Passar da mídia analógica para a digital, o debate sobre o papel do autor / observador/ cineasta vai um passo além. A interação proporcionada pela mídia digital turvou a distinção entre autor e usuário/ visualizador/ leitor/ jogador. É um exemplo das mudanças que a tecnologia/ técnica pode trazer para a nossa noção de criatividade e narrativa de que o documentário interativo é interessante. Podemos ver como o documentário interativo muda o status da narrativa: não é mais o autor que possui a narrativa do evento, do encontro, da sua expressão e a consequente experiência por parte do usuário. No documentário interativo, a apropriação da produção da narração é comunal: pertence a todos, autor, usuário, ambiente, infinito possível transformações, todas as causas que provo_ em uma palavra: pertence a complexa série de relações que forma o documentário interativo.” (Gaudenzi., p. 15, 2013)

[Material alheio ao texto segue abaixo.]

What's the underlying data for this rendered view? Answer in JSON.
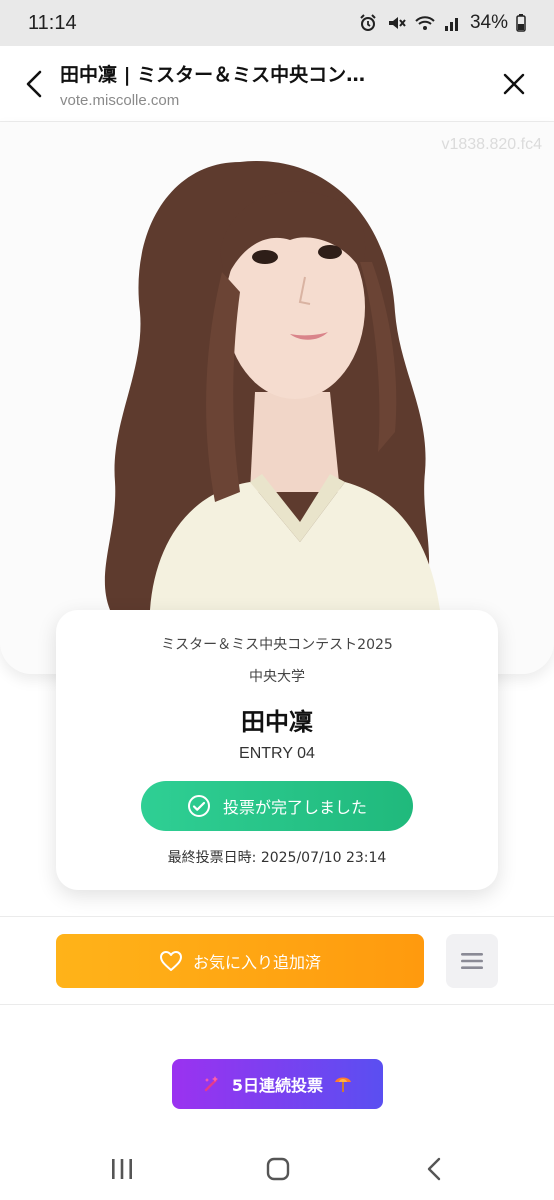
{
  "status_bar": {
    "time": "11:14",
    "battery_percent": "34%",
    "icons": [
      "alarm-icon",
      "mute-icon",
      "wifi-icon",
      "signal-icon",
      "battery-icon"
    ]
  },
  "browser": {
    "title": "田中凜 | ミスター＆ミス中央コン…",
    "url": "vote.miscolle.com",
    "back_icon": "chevron-left-icon",
    "close_icon": "close-icon"
  },
  "photo": {
    "watermark": "v1838.820.fc4"
  },
  "entry_card": {
    "contest": "ミスター＆ミス中央コンテスト2025",
    "university": "中央大学",
    "name": "田中凜",
    "entry": "ENTRY 04",
    "vote_status": "投票が完了しました",
    "last_vote": "最終投票日時: 2025/07/10 23:14"
  },
  "actions": {
    "favorite_label": "お気に入り追加済",
    "menu_icon": "menu-icon",
    "streak_label": "5日連続投票"
  },
  "colors": {
    "vote_green": "#25c285",
    "favorite_orange": "#ffa514",
    "streak_purple": "#7a40f0"
  }
}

No entanto, a autora considera que apesar de o usuário adquirir mais agenciamento do que no documentário linear, há pouco controle do resultado das suas ações, pois estas estão condicionadas pelas opções fornecidas pelo autor, pelas contribuições de outros usuários e às vezes por eventos externos ao próprio artefato. “Em cada etapa, ele avalia o resultado das suas ações no artefato. Mas, uma vez que o artefacto mudou, ele agora tem que restabelecer sua posição nele e por meio dele.” (Gaudenzi, p. 15, 2013). A partir do rastreio de várias formas emergentes de documentários interativos, Gaudenzi (2013) apresenta quatro modalidades de documentários interativos e sua classificação faz referência aos modos de representação do documentário, proposto por Bill Nichols. “Da mesma forma que Nicholas propôs os modos de representação, proponho o uso de modos de interação para ilustrar as maneiras que os autores interativos posicionaram os seus usuários e usaram tecnologias” (Gaudezin, p. 38, 2013). A classificação dos modos de interação de Gaudenzin aplica quatro tipos diferentes de feedback do usuário numa narrativa não linear:

A função exploratória (o usuário decide qual caminho seguir dentro do pré-definido, das opções). A função de role-playing (o usuário assume responsabilidade estratégica por um personagem em um mundo descrito pelo texto). A função configurativa (o usuário pode criar ou projetar parte da narrativa), A função poética (as ações do usuário, diálogo ou design são esteticamente motivadas” (Gaudenzi, apud Aerseth, 1994, p. 60)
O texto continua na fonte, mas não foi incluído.